Nicht weil ich es will, sondern da ich gerade in dem Haus meiner geliebten Oma sitze. Sie liegt im Krankenhaus.
Vielleicht kennt ihr ja diese Generation. Ein Sack voll Kapital, aber muss ja immer Alles für die Enkels-Enkel da sein.

Das Ganze geht dann soweit, dass eine Erasco Büchse auf 3 Tage aufgeteilt wird, ein Teil der Lampen im Haus raus gedreht wird, um Strom zu sparen.
Der Müll wird nachwievor in 6 Kategorien unterteilt, aber man selbst gönnt sich absolut nichts mehr.

Und dann gehts in die nächste Ebene.
Man kann sich nicht eingestehen, dass es einem schlecht geht und das man Hilfe benötigt. Meine Oma wäre schon zwei mal fast gestorben, da sie sich nicht eingestehen konnte, alleine mit der Situation nicht fertig zu werden.
Bis Dato völlig fit im Kopf, aber immer das Denken, "Ich will keinem zur Last fallen". Und imo ist diese Aussage in diesem Kontext äquivalent zu der "Geiz ist Geil" Mentalität.
Sie greift nur einen wesentlichen Aspekt auf, der in unseren Köpfen existiert.
Die große Angst vor dem "Morgen". Das Bedürfnis nach "Langzeitsicherung".

Doch ich stelle mir die Frage:
Wenn wir immer nur nach vorne schauen, was bleibt uns dann von dem "Jetzt" respektive dem eigenen Leben und Sein?

so long
K

Sir Silence
2007-01-01, 02:43:22
das is imo ziemlich schwierig.

mir fällts immer wieder schwer, zu denken, was in 10 jahren sein wird. man soll vorsorgen. aber was bringt das vorgesorge, wenn man vielleicht bist dahin nicht mehr lebt?

ich leb nicht in der zukunft.

RMC
2007-01-01, 02:49:30
Ich glaube wenn man nie wirklich Geld hatte (effektiv) und daher in jungen Jahren immer nur am Sparen war wird sich die Einstellung im Alter nicht mehr ändern.

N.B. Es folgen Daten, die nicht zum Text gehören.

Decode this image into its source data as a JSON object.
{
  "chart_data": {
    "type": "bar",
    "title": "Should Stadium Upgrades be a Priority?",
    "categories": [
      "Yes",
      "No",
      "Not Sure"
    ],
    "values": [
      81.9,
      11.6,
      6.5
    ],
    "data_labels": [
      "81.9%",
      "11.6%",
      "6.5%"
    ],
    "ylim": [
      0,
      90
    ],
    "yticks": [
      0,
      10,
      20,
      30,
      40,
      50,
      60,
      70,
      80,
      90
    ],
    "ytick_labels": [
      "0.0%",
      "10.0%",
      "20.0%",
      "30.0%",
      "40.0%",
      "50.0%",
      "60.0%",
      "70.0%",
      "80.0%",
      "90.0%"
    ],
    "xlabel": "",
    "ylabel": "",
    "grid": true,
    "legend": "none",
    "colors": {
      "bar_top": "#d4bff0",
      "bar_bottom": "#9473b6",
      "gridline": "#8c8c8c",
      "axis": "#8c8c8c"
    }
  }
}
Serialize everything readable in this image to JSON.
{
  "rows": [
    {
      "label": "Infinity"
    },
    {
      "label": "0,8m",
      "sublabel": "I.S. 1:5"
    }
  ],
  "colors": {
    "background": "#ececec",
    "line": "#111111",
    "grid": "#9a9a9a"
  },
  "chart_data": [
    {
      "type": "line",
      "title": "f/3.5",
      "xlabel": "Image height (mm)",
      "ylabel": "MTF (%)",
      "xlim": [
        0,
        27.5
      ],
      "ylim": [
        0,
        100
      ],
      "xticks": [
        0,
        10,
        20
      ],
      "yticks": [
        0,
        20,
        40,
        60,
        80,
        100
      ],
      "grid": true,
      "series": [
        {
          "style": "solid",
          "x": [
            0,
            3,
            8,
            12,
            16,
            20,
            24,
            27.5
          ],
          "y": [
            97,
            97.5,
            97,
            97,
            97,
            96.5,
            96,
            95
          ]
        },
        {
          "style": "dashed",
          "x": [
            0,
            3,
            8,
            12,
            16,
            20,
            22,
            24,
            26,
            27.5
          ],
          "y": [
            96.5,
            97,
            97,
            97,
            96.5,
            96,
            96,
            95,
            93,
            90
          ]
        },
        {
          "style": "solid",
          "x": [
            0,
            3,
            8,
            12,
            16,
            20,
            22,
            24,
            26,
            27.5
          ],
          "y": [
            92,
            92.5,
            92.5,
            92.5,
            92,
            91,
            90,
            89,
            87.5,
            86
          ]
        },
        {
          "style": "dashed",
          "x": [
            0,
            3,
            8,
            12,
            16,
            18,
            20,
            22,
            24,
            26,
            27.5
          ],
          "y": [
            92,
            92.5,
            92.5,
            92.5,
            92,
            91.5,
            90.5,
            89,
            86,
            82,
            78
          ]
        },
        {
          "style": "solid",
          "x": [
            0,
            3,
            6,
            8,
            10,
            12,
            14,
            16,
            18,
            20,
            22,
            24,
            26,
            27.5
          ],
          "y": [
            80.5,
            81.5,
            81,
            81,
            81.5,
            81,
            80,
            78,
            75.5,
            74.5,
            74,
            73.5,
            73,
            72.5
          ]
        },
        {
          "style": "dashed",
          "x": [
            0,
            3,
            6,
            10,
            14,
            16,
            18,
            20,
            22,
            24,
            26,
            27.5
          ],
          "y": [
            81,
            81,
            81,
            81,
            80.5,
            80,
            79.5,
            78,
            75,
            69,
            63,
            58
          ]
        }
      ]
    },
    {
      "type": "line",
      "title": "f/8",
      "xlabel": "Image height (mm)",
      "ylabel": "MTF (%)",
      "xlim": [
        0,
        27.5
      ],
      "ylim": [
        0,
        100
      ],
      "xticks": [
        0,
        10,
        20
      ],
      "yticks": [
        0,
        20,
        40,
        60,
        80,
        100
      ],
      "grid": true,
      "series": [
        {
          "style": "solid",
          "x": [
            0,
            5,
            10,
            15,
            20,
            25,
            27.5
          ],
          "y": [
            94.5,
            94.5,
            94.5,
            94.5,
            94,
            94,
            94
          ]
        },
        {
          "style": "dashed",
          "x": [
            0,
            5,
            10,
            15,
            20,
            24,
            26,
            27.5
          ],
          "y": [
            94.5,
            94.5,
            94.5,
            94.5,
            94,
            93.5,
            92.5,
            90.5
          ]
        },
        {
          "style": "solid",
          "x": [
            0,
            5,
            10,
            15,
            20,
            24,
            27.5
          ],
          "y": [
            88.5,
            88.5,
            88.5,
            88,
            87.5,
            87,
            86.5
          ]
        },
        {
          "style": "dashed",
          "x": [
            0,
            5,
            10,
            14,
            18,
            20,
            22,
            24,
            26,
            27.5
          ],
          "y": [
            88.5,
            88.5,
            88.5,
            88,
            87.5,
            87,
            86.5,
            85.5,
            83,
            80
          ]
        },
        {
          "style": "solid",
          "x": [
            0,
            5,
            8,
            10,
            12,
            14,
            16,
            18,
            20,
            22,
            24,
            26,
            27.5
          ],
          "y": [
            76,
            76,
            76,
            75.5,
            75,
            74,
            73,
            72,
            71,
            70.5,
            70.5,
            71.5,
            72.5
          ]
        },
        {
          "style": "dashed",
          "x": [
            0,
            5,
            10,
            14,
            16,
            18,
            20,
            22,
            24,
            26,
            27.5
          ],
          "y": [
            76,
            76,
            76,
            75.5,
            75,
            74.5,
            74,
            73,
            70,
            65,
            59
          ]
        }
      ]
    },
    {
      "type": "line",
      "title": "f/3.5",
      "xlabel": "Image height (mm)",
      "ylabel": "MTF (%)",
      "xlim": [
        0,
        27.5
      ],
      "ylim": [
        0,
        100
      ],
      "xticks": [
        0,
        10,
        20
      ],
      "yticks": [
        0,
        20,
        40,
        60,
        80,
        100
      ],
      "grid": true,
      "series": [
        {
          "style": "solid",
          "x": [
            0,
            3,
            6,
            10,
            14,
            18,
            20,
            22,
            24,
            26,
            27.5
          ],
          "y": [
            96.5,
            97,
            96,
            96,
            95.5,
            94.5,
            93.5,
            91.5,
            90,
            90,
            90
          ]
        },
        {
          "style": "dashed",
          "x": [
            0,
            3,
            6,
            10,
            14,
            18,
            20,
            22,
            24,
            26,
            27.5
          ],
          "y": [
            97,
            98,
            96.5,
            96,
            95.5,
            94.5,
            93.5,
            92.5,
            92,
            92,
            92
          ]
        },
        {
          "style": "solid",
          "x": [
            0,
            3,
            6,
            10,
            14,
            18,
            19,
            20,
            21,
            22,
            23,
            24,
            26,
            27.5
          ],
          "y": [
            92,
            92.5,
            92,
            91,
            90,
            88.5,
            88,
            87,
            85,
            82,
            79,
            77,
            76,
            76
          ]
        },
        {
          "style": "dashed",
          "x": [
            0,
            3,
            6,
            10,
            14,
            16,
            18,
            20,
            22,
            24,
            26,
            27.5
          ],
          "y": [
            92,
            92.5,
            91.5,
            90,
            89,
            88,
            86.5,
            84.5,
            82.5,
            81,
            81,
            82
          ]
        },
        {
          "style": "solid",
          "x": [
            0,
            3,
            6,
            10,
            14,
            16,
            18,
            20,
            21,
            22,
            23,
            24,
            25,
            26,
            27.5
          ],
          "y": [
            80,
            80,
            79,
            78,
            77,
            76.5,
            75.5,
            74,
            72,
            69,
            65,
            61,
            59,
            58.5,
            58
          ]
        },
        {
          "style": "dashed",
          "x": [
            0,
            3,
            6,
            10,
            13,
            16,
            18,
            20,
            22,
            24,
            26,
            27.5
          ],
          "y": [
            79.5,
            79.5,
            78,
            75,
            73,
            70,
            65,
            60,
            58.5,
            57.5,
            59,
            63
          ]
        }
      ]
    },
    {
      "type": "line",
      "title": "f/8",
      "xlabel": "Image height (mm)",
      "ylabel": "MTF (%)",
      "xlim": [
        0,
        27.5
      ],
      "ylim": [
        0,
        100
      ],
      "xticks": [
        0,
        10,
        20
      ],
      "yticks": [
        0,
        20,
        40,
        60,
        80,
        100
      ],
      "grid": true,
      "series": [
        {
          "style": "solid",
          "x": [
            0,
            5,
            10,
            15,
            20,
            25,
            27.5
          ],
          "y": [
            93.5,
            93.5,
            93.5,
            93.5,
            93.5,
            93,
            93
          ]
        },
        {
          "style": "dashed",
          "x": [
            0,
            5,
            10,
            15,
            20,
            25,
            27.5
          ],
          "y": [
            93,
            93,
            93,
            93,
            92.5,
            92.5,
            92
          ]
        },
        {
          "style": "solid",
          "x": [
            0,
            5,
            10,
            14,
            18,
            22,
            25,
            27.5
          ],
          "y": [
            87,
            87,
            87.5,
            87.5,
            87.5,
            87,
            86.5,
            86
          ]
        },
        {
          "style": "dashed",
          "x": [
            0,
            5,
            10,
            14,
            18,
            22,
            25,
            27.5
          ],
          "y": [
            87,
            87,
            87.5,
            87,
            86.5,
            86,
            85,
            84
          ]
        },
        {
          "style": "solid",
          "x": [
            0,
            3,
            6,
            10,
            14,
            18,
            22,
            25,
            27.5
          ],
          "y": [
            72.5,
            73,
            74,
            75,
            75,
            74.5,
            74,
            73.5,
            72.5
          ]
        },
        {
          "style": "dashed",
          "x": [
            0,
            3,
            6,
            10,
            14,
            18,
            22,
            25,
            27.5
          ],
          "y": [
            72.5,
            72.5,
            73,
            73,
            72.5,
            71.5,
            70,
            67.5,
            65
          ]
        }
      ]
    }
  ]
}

Man glaubt dann, immernoch zu wenig zu haben und sparen zu müssen für "die lieben Enkerln". Ich weiß nicht ob das bei deiner Oma so war...

Dabei sitzen sie auf oft gar nicht so wenig Asche und merken es nicht. Oder wollen es nicht wahrhaben, vielleicht haben sie sogar - in dem Alter - Angst vor so viel Geld, was sollten sie auch damit - sie haben ja nie anders gelebt.

Ist wirklich ein nicht einfaches Thema. Das Denken dieser Generation ist manchmal für uns nicht nachvollziehbar.

HH2k
2007-01-01, 02:52:20
ich lebe im heute

warum sparen und das leben nicht genießen? geiz ist geil, richtig. aber was bringt mir morgen die kohle wenn ich nicht mehr da bin um sie auszugeben?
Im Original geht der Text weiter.